Photo courtesy of Museum of National Taipei University of Education
INNER WORLDS
This awareness of young girls as a distinct social and consumer class forms the basis for approaching the other five sections in the exhibition, each of which examines a particular representation of girls in visual culture. For example, character designs for Hatsune Miku — the aforementioned virtual idol singer designed never to age beyond 16 years — turn up in a section on feminine divinity and mysticism, in a nod to her potency as a modern-day priestess with a devoted following.
What’s crucial is that every section is charged with questions of agency and the power dynamic between artist, viewer and object of each artwork — invariably a girl. This conflict is ultimately what powers Bishojo as a whole.
A section titled Into the Minds of Young Girls delves most directly into the inner worlds of our young female protagonists. Yoshitoshi Kanemaki’s hand-carved wooden sculptures with multiple faces have been described as glitch-like, but could also resemble four-faced Buddhas. His figures in Congratulations Caprice and Wheel Calmato 2nd portray the ambiguous emotions and mental states of a bride and young girl respectively.
Hisaji Hara applies a distinctly Japanese sense of eroticism to black-and-white photographic reenactments of paintings by the Polish-French artist Balthus (whose second wife was Japanese). Subtly altering hemlines and gazes, he creates a brand of psychological intrigue utterly unlike that of the original works. The girls may be in school uniforms, but so are the boys, and it’s not entirely clear who’s in control.
In recent years, Yoshitomo Nara’s paintings of young girls with short hair and piercing eyes have been reduced to decorations on the covers of notebooks available at any Eslite stationery section. Here, they regain some conceptual integrity as his caustic, vulgar and violent characters are a gleeful counterpoint to the immaculate female figures in the basement — and just as commercially successful.
The exhibition also contains guidance on how to view more voyeuristic artworks, which describes many of the early ukiyoe or woodblock prints, with a critical eye. Curatorial notes refer to art historian Wakakuwa Midori’s observation that the point of an artwork depicting a courtesan or female nude is the “subtle momentum produced in her physicality when a woman is drawn by something” and “one-sidedly bearing the viewer’s gaze.”
There is no doubt an effort to delve into complex portrayals of girlhood in Bishojo. Yet however well-rounded these depictions are, what nags at me as I make my way through the exhibition is the absence of more female creators.
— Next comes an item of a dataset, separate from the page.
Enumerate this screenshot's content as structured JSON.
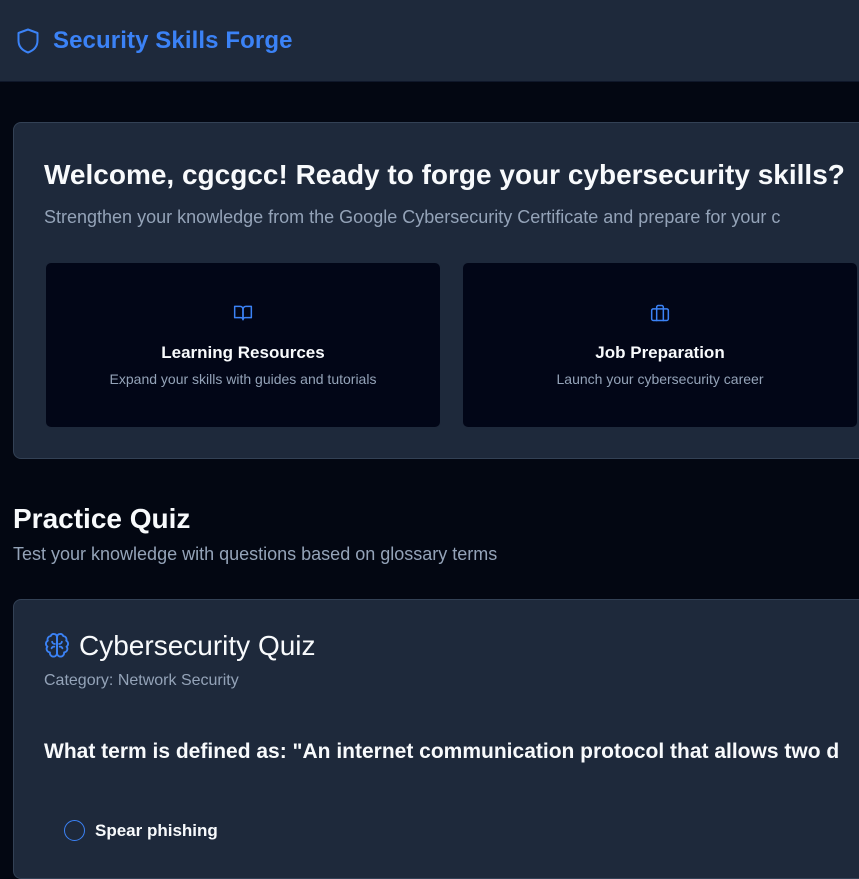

That makes Shoen Uemura, one of Japan’s most important artists who remained prominent throughout the mid-19th to mid-20th centuries, a welcome inclusion. Sei Shonagon, painted in the nihonga style following traditional Japanese artistic conventions, depicts an accomplished author and court lady who lived in the 11th century. Another notable female artist is Yuko Fukase, whose young girl with a bob and an unwavering stare in ALICE provides a direct challenge to viewers’ gazes.
There are inconclusive arguments around the extent to which an artist’s identity actually matters in our appreciation of the artwork. But when gender is the focus, it’s hard not to wonder how a gender imbalance in the artists’ line-up affects the range of viewpoints presented. Art may not have been a realistic livelihood for most women in pre-modern Japan — that’s why Uemura was exceptional, among her other merits — but the fact that female contemporary artists also remain poorly represented is harder to understand.
These are important omissions, but they ultimately do not constitute a critical failure for Bishojo which remains a thought-provoking and entertaining excavation of a form of visual culture that many of us take for granted.